# Can I invite my single parent ( non-EU citizen ) to live with me long term in Germany or any other EU country if i am a German citizen?



## awesomedude_na (Jan 4, 2022)

Can I invite my single parent ( non-EU citizen ) to live with me long term in Germany or any other EU country if i am a German citizen? 

She's financially dependent on me. I'll pay for all here expenses here. Is it possible? 

Really appreciate your help!


----------



## Bevdeforges (Nov 16, 2007)

In some EU states, you would have to be able to show that she is a "member of your household" (which includes proving that she is financial dependent on you). Not sure of the exact rules in Germany, but in another EU state, you might be asked to demonstrate that you are "exercising your Freedom of Movement rights" in living in the other state. Usually means you show what you are doing there (typically, that you have a job there, or are a student or retired with a pension to support yourself and your other family members - plus you may need to show that you have health insurance for yourself and your dependent family member).


----------



## Harry Moles (11 mo ago)

Regarding Germany, what does the Ausländerbehörde say - have you asked them?


----------



## *Sunshine* (Mar 13, 2016)

awesomedude_na said:


> Can I invite my single parent ( non-EU citizen ) to live with me long term in Germany or any other EU country if i am a German citizen?

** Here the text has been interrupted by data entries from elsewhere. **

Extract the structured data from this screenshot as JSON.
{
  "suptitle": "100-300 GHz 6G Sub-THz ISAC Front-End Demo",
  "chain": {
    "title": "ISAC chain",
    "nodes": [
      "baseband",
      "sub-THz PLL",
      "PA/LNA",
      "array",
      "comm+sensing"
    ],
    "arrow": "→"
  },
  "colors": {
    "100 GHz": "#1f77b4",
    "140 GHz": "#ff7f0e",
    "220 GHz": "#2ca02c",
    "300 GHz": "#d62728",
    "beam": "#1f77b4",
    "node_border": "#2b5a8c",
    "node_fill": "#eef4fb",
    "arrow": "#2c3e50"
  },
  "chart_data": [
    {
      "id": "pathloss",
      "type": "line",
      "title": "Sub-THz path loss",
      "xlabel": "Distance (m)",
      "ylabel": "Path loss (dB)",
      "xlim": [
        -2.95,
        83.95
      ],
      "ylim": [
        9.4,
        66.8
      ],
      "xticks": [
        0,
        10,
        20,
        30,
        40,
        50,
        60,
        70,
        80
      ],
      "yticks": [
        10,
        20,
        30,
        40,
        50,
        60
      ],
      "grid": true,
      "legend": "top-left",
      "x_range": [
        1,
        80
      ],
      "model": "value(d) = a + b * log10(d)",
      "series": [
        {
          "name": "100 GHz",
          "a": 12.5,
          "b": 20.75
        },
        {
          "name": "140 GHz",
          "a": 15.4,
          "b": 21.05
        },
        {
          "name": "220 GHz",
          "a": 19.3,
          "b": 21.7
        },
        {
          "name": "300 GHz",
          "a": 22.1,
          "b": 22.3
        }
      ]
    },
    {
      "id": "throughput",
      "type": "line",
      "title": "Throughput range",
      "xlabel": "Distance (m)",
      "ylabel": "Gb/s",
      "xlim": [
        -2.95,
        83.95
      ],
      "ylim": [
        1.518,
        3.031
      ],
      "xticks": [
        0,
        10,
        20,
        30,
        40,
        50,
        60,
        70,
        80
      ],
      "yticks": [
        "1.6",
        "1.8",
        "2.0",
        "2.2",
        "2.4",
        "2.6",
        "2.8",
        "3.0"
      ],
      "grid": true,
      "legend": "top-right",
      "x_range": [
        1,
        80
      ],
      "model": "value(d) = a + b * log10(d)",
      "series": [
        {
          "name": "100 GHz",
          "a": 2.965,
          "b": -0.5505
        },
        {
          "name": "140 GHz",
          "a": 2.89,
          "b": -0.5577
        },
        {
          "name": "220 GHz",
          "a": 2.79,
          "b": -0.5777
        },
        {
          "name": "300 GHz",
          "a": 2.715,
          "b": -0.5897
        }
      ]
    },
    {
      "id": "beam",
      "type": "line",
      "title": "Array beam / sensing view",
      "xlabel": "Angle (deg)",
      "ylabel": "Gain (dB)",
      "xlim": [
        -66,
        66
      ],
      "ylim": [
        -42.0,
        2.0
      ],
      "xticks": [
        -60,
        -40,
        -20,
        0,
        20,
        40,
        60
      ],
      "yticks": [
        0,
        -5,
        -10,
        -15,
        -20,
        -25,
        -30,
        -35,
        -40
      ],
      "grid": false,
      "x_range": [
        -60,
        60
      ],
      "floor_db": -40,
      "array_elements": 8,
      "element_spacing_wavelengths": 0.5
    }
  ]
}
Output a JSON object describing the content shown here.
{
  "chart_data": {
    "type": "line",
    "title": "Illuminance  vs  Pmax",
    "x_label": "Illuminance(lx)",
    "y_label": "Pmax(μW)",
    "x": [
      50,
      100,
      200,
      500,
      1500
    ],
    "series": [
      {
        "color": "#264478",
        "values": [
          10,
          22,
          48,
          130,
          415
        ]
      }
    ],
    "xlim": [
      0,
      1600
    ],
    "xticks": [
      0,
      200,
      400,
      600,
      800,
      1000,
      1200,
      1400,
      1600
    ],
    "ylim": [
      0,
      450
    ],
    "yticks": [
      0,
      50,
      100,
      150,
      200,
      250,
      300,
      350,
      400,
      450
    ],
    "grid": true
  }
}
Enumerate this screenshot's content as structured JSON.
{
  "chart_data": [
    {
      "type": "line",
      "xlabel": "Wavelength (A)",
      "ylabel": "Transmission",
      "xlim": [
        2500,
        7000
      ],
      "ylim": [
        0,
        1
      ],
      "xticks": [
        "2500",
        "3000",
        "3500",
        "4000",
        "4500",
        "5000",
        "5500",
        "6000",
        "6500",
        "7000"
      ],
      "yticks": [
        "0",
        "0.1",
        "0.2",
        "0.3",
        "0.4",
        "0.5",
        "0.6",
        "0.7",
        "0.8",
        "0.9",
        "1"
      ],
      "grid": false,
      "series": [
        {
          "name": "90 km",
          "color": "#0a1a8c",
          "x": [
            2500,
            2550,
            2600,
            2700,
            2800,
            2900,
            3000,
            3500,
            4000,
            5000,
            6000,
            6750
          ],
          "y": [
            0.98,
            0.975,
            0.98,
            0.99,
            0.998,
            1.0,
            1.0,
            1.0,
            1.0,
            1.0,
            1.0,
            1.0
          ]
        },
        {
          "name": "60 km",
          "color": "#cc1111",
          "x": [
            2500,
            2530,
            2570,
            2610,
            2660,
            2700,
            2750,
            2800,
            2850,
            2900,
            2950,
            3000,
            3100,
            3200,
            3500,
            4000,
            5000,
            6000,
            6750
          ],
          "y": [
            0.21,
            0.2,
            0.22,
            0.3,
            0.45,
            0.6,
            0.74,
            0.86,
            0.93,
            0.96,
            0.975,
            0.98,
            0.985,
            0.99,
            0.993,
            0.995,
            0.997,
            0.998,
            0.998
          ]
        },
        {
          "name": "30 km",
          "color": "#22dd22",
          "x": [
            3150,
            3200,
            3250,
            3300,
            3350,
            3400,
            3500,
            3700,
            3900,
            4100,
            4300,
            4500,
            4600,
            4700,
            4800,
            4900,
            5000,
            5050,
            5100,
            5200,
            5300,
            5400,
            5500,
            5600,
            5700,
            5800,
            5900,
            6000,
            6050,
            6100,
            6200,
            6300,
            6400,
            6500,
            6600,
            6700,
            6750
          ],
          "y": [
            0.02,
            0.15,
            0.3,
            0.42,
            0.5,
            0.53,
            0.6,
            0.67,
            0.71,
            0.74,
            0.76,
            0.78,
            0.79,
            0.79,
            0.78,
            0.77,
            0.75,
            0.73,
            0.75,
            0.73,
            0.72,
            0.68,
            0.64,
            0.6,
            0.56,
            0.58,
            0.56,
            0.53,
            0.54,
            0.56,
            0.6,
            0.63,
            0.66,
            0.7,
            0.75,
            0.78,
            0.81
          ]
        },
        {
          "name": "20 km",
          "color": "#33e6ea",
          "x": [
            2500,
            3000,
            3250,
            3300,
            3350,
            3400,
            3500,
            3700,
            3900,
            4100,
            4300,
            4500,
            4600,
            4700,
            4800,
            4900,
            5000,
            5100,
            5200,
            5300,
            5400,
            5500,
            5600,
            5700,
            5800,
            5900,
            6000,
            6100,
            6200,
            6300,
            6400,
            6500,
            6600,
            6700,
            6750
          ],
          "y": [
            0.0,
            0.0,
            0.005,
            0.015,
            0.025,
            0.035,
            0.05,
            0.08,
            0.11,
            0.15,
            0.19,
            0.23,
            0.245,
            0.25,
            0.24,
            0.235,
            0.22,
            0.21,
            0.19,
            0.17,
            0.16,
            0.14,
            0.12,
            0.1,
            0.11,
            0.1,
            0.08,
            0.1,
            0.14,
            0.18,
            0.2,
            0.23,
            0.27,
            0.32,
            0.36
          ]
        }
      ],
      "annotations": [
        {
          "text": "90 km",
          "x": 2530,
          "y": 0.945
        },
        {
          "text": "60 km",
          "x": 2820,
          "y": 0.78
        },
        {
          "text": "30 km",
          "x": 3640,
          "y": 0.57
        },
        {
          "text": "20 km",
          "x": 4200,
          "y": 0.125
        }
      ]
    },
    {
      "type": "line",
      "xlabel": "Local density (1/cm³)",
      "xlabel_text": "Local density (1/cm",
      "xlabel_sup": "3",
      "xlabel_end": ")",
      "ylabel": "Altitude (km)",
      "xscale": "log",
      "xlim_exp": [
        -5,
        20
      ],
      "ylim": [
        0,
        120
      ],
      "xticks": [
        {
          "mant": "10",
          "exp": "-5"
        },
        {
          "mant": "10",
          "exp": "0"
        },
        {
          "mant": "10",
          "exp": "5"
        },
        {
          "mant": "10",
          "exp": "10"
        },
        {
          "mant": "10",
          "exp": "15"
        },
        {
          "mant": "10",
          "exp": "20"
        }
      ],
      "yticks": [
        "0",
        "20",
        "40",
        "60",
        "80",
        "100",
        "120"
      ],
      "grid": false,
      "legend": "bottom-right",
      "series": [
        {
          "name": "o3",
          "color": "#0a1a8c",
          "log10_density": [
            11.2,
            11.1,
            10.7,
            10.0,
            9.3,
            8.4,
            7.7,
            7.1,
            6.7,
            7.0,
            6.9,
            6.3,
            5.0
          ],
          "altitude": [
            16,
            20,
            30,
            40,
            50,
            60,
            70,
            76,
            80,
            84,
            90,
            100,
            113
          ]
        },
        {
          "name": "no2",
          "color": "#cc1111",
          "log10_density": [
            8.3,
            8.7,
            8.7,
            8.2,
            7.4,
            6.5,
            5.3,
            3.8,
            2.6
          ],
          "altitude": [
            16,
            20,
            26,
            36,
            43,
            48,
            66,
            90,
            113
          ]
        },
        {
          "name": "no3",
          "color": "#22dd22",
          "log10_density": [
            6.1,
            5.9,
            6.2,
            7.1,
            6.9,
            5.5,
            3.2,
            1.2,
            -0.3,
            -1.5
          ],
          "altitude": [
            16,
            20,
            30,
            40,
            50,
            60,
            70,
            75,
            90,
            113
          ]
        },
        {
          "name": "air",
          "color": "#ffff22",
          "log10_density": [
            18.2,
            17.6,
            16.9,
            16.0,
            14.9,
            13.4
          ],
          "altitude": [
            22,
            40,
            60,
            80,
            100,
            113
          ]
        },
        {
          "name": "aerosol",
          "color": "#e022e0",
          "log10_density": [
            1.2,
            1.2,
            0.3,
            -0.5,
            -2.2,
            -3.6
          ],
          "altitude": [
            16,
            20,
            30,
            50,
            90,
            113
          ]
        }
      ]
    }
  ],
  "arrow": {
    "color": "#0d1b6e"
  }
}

In Germany it is possible for foreign parents of *minor* German citizens to obtain a residence permit for Germany. Since hou state that your parents is dependent on you, I'm assuming you're over 18 and, therefore, this route is not available to you.

The only option for foreign parents of German adults is §36 Abs 2 AufenthG and the requirements are exceptionally high. You can ask your local ABH, however, don't be surprised if they say you don't have a chance. 

Keep in mind that comprehensive private health insurance is about 800€/month.


----------